Summary evaluation for Wikipedia

Wikipedia articles, at least in English, tend to be overgrown - they contain a lot of information of mixed importance. However, we do not always have time to go thru all the content. It helps that articles are structured to have the most important things in the first sentence/paragraph. However, the importance is not really differentiated within the body. If you have to read the body, you get swamp. I use two tricks to deal with that: 1. Switch to a different language. The idea is that articles in different languages are smaller. However, they still contain the most important information. 2. Use a historical version of the article. The idea is that the most important information was entered before the less important information. People are obsessed these days with text-generative AI. Hence a proposal to use AI for shortening of English articles. Do you need a short description? Generate just a single sentence. Was it not enough? Generate the rest of the paragraph. Need even more? Write a subtopic, which interests you. How to evaluate the quality of the summaries? A. Machine translate all different language variants of the article into English and check the information overlap between the summary and the language variants. Ideally, the overlap will be large. This exploits trick #1. B. Check the overlap between the summary and historical versions of the article. Ideally, the information in the summary will be present even in the old versions of the article.

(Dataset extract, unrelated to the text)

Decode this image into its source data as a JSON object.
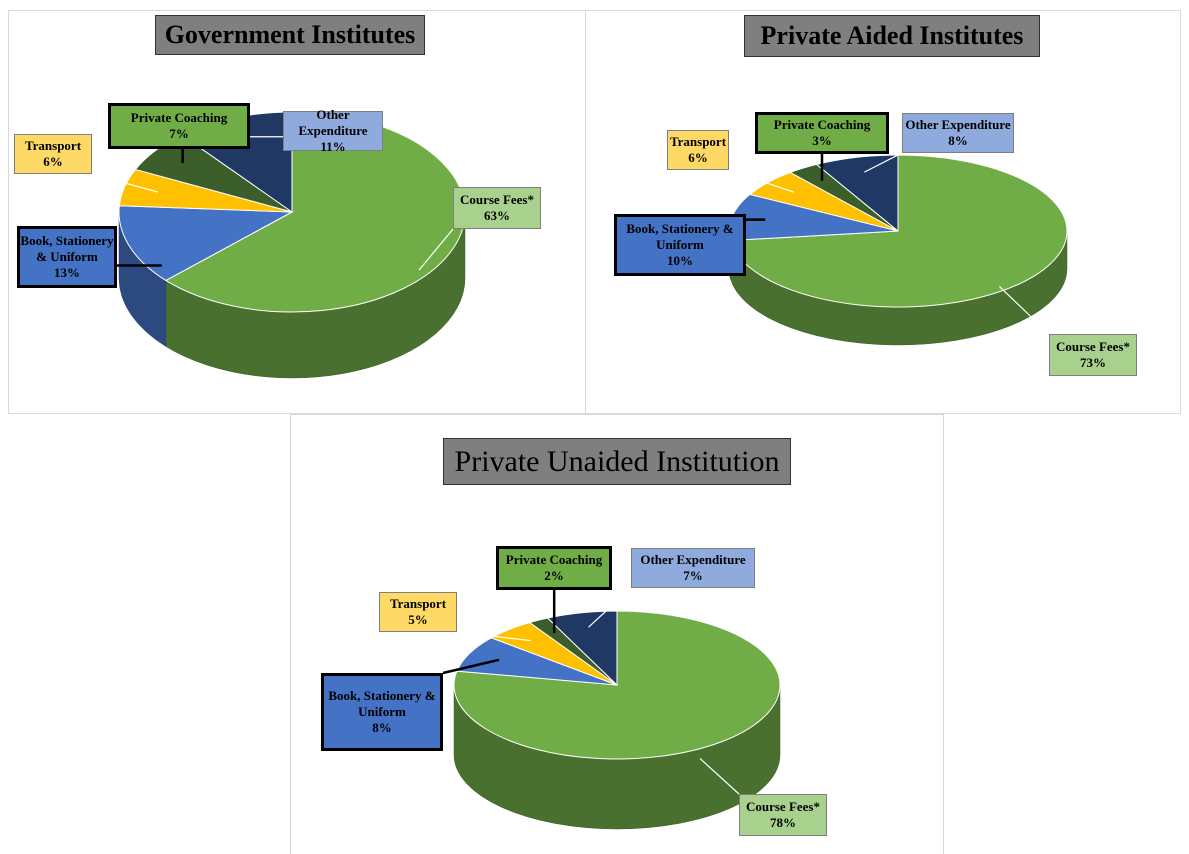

This exploits trick #2. Limitations: 1. Some important information is known only from some date. For example, election results are not available before the results are announced. This can be corrected by observing how quickly given information spreads across different language versions. If the information spreads quickly, it is likely important information, even though it is young information. 2. Language variants are highly correlated because they copy from each other. However, it is reasonable to assume that, for example, English and Spanish are more correlated than, for example, Tuu and Thai, simply because fewer people speak both Tuu and Thai than English and Spanish. If the compensation of these differences is necessary, estimate a correlation matrix on the data and use it to weight the signal.